If the policy involves recurrent layers, this method can preserve their internal states between calls. Use the use_saved_states and save_states arguments to specify how it should behave.
 Parameters
state (array or list of arrays) – the state of the environment for which to generate predictions
use_saved_states (bool) – if True, the states most recently saved by a previous call to predict() or select_action() will be used as the initial states. If False, the internal states of all recurrent layers will be set to the initial values defined by the policy before computing the predictions.
save_states (bool) – if True, the internal states of all recurrent layers at the end of the calculation will be saved, and any previously saved states will be discarded. If False, the states at the end of the calculation will be discarded, and any previously saved states will be kept.
 Returns
 Return type
the array of action probabilities, and the estimated value function

select_action
(state, deterministic=False, use_saved_states=True, save_states=True)[source]¶ Select an action to perform based on the environment’s state.
If the policy involves recurrent layers, this method can preserve their internal states between calls. Use the use_saved_states and save_states arguments to specify how it should behave.
 Parameters
state (array or list of arrays) – the state of the environment for which to select an action
deterministic (bool) – if True, always return the best action (that is, the one with highest probability). If False, randomly select an action based on the computed probabilities.

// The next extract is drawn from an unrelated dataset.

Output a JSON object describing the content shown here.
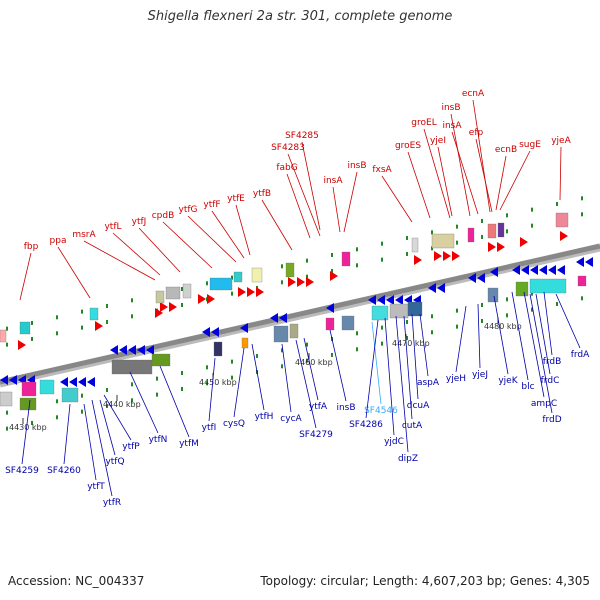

use_saved_states (bool) – if True, the states most recently saved by a previous call to predict() or select_action() will be used as the initial states. If False, the internal states of all recurrent layers will be set to the initial values defined by the policy before computing the predictions.
save_states (bool) – if True, the internal states of all recurrent layers at the end of the calculation will be saved, and any previously saved states will be discarded. If False, the states at the end of the calculation will be discarded, and any previously saved states will be kept.
 Returns
 Return type
the index of the selected action

class
PPOLoss
(value_weight, entropy_weight, clipping_width, action_prob_index, value_index)[source]¶ This class computes the loss function for PPO.